Il faut dire qu’on se rendait à une après-midi chez Petit Bateau, et je sais que c’est toujours très sympa pour les enfants, leurs opés, niveau organisation.

Nous voilà donc à la gare, sac sur le dos, Clapiotte excitée au niveau 54 sur une échelle de 10 de l’excitation greffonnale.

Nous prenons place dans le wagon et évidemment, Clapiotte dégaine automatiquement la tablette devant elle. Cette fichue tablette dont on a tous regretté la première fois qu’on en a fait la démonstration au Scotch. Ne JAMAIS montrer à quoi sert cette tablette. JAMAIS. Pas avant leurs 12 ans. Au moins.

Clapiotte sort son attirail de parfaite petite écolière: livre de jeux et trousse remplie de feutres. Clapiotte a des devoirs, oui, tout à fait, en moyenne section de maternelle. C’est elle qui le dit. Elle doit donc régulièrement résoudre des énigmes consistant à faire sortir un lapin d’un labyrinthe pour retrouver une touffe d’herbe.

Comme elle a hérité de ma force de mouche dans ses doigts en mousse, elle me demande de déboucher ses feutres les uns après les autres. Ou alors c’est peut être simplement qu’elle aime se faire servir, c’est probable aussi.

J’en débouche un, puis deux, puis douze, et à un moment, elle me demande d’en déboucher un alors que j’ai mon téléphone dans la main. Je suis tellement maligne que je résous le soucis en tirant le capuchon avec les dents.
Mes dents en mousse donc.
Elles aussi.

J’ai réussi en 3 secondes à me péter une incisive et faire miroiter à mon dentiste ses futures vacances à Hawaï. J’étais ravie, évidemment.
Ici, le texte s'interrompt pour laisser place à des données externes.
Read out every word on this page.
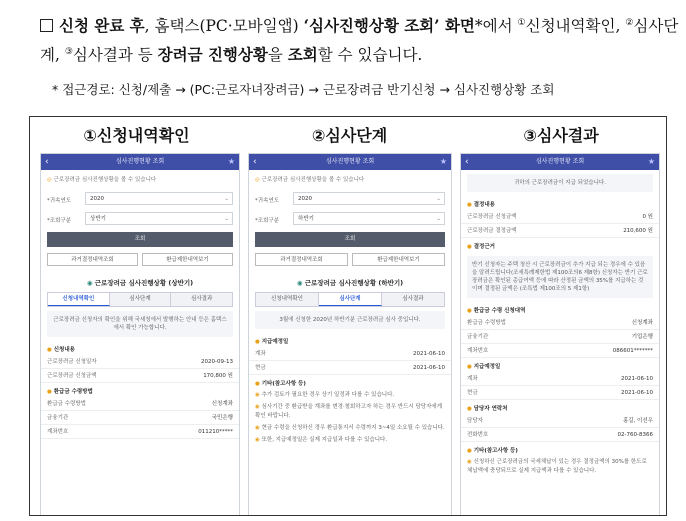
신청 완료 후, 홈택스(PC·모바일앱) ‘심사진행상황 조회’ 화면*에서 ①신청내역확인, ②심사단계, ③심사결과 등 장려금 진행상황을 조회할 수 있습니다.
* 접근경로: 신청/제출 → (PC:근로자녀장려금) → 근로장려금 반기신청 → 심사진행상황 조회
①신청내역확인
‹	심사진행현황 조회	★
◎ 근로장려금 심사진행상황을 볼 수 있습니다
*귀속연도	2020	⌄
*조회구분	상반기	⌄
조회
과거결정내역조회	환급제한내역보기
◉ 근로장려금 심사진행상황 (상반기)
신청내역확인	심사단계	심사결과
근로장려금 신청자의 확인을 위해 국세청에서 발행하는 안내 등은 홈택스에서 확인 가능합니다.
● 신청내용
근로장려금 신청일자	2020-09-13
근로장려금 신청금액	170,800 원
● 환급금 수령방법
환급금 수령방법	신청계좌
금융기관	국민은행
계좌번호	011210*****
②심사단계
‹	심사진행현황 조회	★
◎ 근로장려금 심사진행상황을 볼 수 있습니다
*귀속연도	2020	⌄
*조회구분	하반기	⌄
조회
과거결정내역조회	환급제한내역보기
◉ 근로장려금 심사진행상황 (하반기)
신청내역확인	심사단계	심사결과
3월에 신청한 2020년 하반기분 근로장려금 심사 중입니다.
● 지급예정일
계좌	2021-06-10
현금	2021-06-10
● 기타(참고사항 등)
◉ 추가 검토가 필요한 경우 상기 일정과 다를 수 있습니다.
◉ 심사기간 중 환급받을 계좌를 변경·철회하고자 하는 경우 반드시 담당자에게 확인 바랍니다.
◉ 현금 수령을 신청하신 경우 환급통지서 수령까지 3~4일 소요될 수 있습니다.
◉ 또한, 지급예정일은 실제 지급일과 다를 수 있습니다.
③심사결과
‹	심사진행현황 조회	★
귀하의 근로장려금이 지급 되었습니다.
● 결정내용
근로장려금 신청금액	0 원
근로장려금 결정금액	210,600 원
● 결정근거
반기 신청자는 주택 청산 시 근로장려금이 추가 지급 되는 경우에 수 있음을 알려드립니다(조세특례제한법 제100조의6 제8항) 신청자는 반기 근로장려금은 확인된 총급여액 등에 따라 산정된 금액의 35%를 지급하는 것이며 결정된 금액은 (조특법 제100조의 5 제1항)
● 환급금 수령 신청대역
환급금 수령방법	신청계좌
금융기관	기업은행
계좌번호	086601*******
● 지급예정일
계좌	2021-06-10
현금	2021-06-10
● 담당자 연락처
담당자	홍길, 이선우
전화번호	02-760-8366
● 기타(참고사항 등)
◉ 신청하신 근로장려금의 국세체납이 있는 경우 결정금액의 30%를 한도로 체납액에 충당되므로 실제 지급액과 다를 수 있습니다.
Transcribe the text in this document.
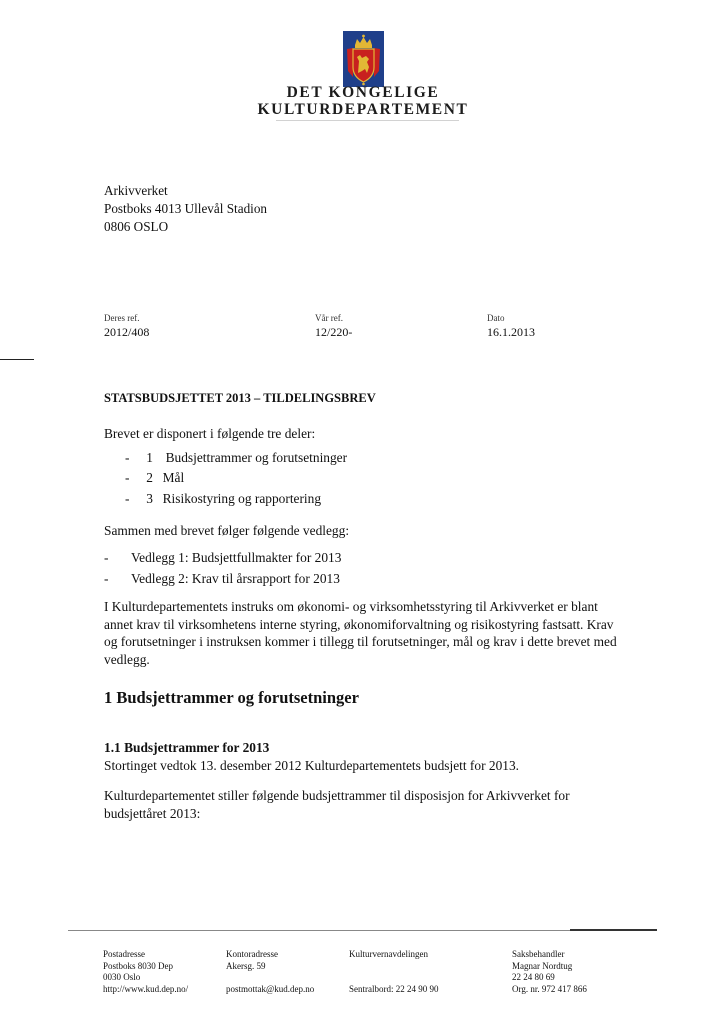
DET KONGELIGE
KULTURDEPARTEMENT
Arkivverket
Postboks 4013 Ullevål Stadion
0806 OSLO
Deres ref.
2012/408
Vår ref.
12/220-
Dato
16.1.2013
STATSBUDSJETTET 2013 – TILDELINGSBREV
Brevet er disponert i følgende tre deler:
- 1 Budsjettrammer og forutsetninger
- 2 Mål
- 3 Risikostyring og rapportering
Sammen med brevet følger følgende vedlegg:
- Vedlegg 1: Budsjettfullmakter for 2013
- Vedlegg 2: Krav til årsrapport for 2013
I Kulturdepartementets instruks om økonomi- og virksomhetsstyring til Arkivverket er blant
annet krav til virksomhetens interne styring, økonomiforvaltning og risikostyring fastsatt. Krav
og forutsetninger i instruksen kommer i tillegg til forutsetninger, mål og krav i dette brevet med
vedlegg.
1 Budsjettrammer og forutsetninger
1.1 Budsjettrammer for 2013
Stortinget vedtok 13. desember 2012 Kulturdepartementets budsjett for 2013.
Kulturdepartementet stiller følgende budsjettrammer til disposisjon for Arkivverket for
budsjettåret 2013:
Postadresse
Postboks 8030 Dep
0030 Oslo
http://www.kud.dep.no/
Kontoradresse
Akersg. 59
postmottak@kud.dep.no
Kulturvernavdelingen
Sentralbord: 22 24 90 90
Saksbehandler
Magnar Nordtug
22 24 80 69
Org. nr. 972 417 866
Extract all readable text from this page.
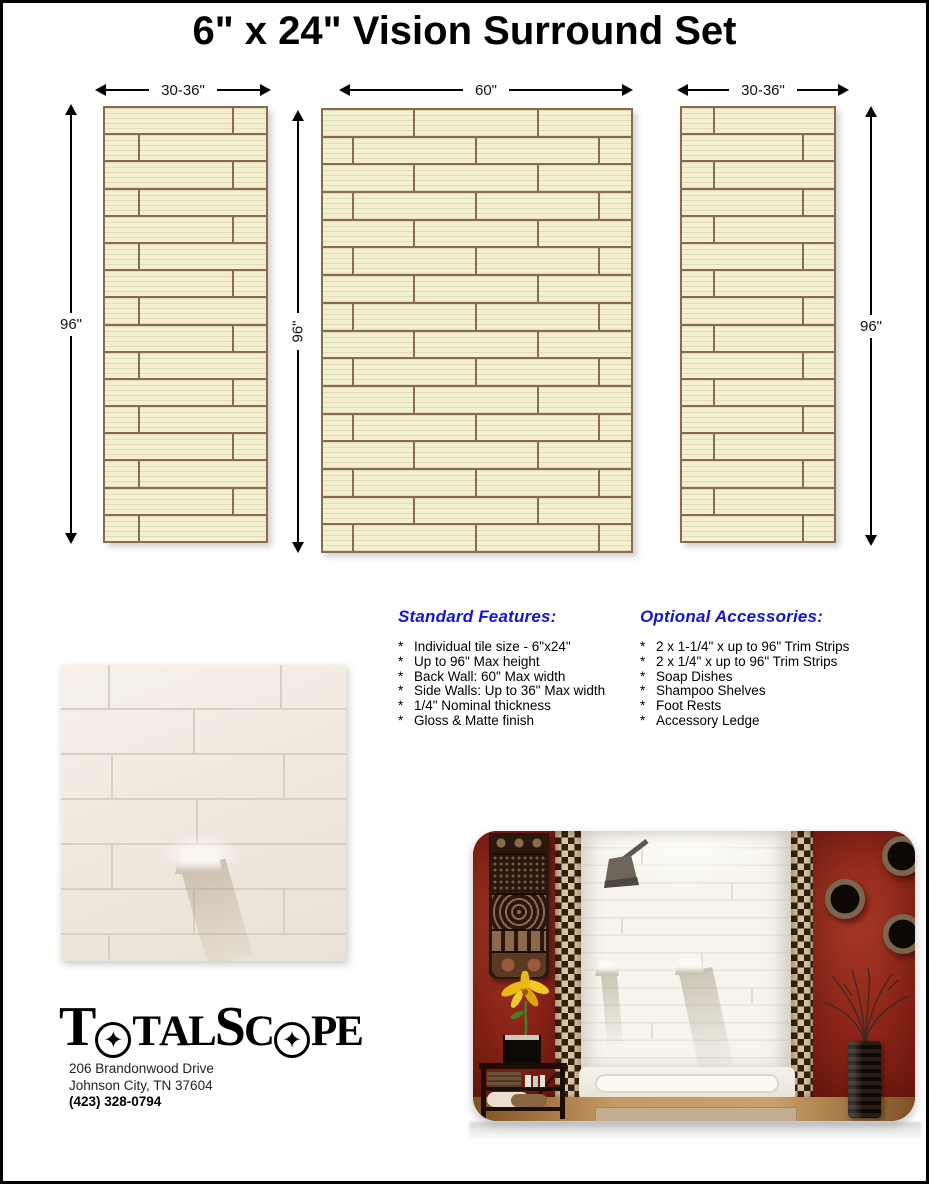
6" x 24" Vision Surround Set
30-36"	60"	30-36"
96"	96"	96"
Standard Features:
* Individual tile size - 6"x24"
* Up to 96" Max height
* Back Wall: 60" Max width
* Side Walls: Up to 36" Max width
* 1/4" Nominal thickness
* Gloss & Matte finish
Optional Accessories:
* 2 x 1-1/4" x up to 96" Trim Strips
* 2 x 1/4" x up to 96" Trim Strips
* Soap Dishes
* Shampoo Shelves
* Foot Rests
* Accessory Ledge
T ✦ T A L S C ✦ P E
206 Brandonwood Drive
Johnson City, TN 37604
(423) 328-0794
Nous arrivons presque entières à Paris, donc, et nous vaquons à nos occupations dans la boutique Petit Bateau des Champs Élysées, où nous retrouvons, outre l’équipe, mes copines Shalima, Isabelle et Opio pour un atelier « Make My Petit Bateau » où nous avons confectionné et cousu des moulins à vent sur des jolies marinières.
J’ai fait de la couture. A Paris. Moi qui relègue le moindre Tshirt décousu à finir froissé et oublié au fin fond de mon placard. Tout arrive.

Clapiotte a bien tenté de me faire quelques doigts avec les ciseaux aussi grands qu’elle mais après ma dent, j’étais un chouille plus attentive au reste de mes membres.

Mariniere Petit bateau 1

Mariniere Petit Bateau 2

On a bien travaillé (si on exclut l’envers du décor franchement discutable au niveau des finitions) et nous sommes reparties fières de nous avec nos marinières customisées sous le bras (et autour du cou pour Clapiotte, rapport que j’avais légèrement oublié l’écharpe et qu’il commençait à cailler un peu grâce au vent).

Nous retournons à la gare de Lyon où nous arrivons bien en avance, comme j’aime, parce que sinon je suis stressée du train, j’ai des bouffées de chaleur et j’ai des envies de crever les yeux des gens qui ne me laissent pas passer dans les escalators.

40 minutes d’avance.

Je repère mon train sur le panneau d’affichage. Ils annoncent un retard de 10 minutes.

50 minutes d’avance. J’invite Clapiotte à déguster une petite boisson au Train Bleu. A 1800 euros le litres environ. Mais c’est chic, le Train Bleu, et il y fait chaud, accessoirement.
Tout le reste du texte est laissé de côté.